Ма-Муувем остановил его.
— Маленько ждать будем!
— Начнем. — Гажа-Эль потянулся к чашке Ма-Муувема, чтоб наполнить ее первой, но старшина воспротивился.
— Нам с женой, однако, не надо, не надо!
Такого отказа требовала церемония вежливости. Хозяева в ответ должны как можно громче уговаривать гостя все же выпить. И они заговорили враз, каждый свое:
— Почему же отказываешься! Нет, нет. Непременно выпей!

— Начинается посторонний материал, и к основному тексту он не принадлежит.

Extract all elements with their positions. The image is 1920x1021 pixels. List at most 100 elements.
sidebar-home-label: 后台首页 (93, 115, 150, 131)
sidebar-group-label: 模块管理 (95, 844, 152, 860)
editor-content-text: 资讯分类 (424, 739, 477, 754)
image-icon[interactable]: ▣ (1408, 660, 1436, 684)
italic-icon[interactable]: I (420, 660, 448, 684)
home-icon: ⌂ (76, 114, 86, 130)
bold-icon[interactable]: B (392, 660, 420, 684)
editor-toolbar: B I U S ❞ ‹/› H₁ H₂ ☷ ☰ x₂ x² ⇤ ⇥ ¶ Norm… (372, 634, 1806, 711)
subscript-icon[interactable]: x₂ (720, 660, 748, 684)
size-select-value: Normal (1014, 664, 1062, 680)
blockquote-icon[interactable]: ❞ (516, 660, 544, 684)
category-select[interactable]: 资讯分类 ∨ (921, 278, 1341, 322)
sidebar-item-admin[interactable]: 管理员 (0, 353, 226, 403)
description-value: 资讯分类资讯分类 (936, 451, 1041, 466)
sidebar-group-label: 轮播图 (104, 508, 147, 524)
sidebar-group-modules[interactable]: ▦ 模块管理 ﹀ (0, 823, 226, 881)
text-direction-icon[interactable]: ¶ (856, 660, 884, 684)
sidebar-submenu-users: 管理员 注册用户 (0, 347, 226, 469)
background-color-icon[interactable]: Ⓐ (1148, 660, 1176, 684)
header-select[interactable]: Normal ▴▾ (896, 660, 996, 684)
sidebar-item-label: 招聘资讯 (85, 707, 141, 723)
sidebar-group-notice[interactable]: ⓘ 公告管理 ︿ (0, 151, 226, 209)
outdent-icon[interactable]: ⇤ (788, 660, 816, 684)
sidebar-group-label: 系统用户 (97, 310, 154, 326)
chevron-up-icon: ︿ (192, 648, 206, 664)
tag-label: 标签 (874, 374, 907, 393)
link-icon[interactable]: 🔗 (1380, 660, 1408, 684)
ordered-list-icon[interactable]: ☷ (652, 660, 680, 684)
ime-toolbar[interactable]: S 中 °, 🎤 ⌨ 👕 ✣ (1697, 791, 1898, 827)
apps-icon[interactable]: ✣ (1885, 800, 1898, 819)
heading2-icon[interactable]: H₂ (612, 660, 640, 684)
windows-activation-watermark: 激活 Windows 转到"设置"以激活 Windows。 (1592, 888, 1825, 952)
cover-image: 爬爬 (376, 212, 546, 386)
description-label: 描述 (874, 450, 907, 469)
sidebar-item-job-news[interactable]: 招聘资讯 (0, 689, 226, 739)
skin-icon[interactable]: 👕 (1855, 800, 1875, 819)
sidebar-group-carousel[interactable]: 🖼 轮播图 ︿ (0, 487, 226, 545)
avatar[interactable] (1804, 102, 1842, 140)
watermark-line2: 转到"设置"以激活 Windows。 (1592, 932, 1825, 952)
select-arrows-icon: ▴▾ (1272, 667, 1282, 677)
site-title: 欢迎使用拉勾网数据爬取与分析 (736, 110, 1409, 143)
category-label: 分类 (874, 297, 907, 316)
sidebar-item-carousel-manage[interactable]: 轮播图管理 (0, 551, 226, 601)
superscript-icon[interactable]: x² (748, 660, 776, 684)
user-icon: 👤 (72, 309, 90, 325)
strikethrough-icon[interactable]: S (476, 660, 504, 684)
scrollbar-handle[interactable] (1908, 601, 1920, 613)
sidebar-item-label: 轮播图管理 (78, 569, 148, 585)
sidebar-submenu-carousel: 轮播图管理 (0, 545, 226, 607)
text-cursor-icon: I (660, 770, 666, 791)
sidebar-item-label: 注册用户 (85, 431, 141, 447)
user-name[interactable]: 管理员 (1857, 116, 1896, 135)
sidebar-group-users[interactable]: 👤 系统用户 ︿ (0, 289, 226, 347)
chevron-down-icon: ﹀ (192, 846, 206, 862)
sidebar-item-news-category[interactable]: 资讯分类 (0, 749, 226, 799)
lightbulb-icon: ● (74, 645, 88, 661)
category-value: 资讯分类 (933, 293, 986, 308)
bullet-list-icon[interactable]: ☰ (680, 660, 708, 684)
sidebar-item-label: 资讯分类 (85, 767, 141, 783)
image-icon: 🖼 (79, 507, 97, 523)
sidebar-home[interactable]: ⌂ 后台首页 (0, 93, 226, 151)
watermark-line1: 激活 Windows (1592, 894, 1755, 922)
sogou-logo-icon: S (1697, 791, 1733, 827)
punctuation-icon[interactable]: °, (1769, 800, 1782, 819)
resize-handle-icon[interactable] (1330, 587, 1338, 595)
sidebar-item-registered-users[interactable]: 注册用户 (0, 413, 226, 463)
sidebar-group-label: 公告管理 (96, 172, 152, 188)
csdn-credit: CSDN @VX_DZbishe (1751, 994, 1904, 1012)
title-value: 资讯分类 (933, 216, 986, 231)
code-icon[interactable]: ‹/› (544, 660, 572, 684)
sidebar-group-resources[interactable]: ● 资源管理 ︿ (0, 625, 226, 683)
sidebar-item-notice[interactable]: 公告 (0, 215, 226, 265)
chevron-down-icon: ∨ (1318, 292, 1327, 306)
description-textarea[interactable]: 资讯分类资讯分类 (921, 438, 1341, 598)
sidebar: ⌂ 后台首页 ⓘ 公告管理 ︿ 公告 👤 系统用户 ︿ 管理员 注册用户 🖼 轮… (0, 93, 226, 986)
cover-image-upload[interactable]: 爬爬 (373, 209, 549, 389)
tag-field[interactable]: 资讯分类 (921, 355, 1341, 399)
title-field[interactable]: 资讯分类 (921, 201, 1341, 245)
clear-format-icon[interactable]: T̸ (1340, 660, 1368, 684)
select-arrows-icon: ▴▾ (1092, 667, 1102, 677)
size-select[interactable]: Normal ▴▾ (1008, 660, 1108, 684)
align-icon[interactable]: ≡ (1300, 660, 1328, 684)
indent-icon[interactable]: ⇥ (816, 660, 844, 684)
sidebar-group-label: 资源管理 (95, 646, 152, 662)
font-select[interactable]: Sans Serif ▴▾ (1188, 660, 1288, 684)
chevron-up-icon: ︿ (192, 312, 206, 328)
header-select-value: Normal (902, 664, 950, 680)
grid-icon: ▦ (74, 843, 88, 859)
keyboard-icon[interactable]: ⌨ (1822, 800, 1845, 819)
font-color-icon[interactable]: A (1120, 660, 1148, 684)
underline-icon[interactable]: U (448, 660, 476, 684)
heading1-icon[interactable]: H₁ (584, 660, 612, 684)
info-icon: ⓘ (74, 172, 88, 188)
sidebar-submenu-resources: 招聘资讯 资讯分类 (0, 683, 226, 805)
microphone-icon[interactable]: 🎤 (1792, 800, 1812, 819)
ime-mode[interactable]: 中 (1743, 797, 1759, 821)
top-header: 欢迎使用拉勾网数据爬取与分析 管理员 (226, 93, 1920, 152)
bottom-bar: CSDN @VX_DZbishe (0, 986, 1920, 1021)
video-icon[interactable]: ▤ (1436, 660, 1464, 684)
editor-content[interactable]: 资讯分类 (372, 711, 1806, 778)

Вкусный спирт!..
— Ваша винка, вы купили. Сами пейте. Мы так покушаем. Верно, жена? — Ма-Муувем для вида советовался с Пеклой.
— Ситы, ситы. Так, так! Пить не надо. — Иного Пекла и не смела сказать, но, жадно облизнув бледные сухие губы, она выдала свое подлинное желание.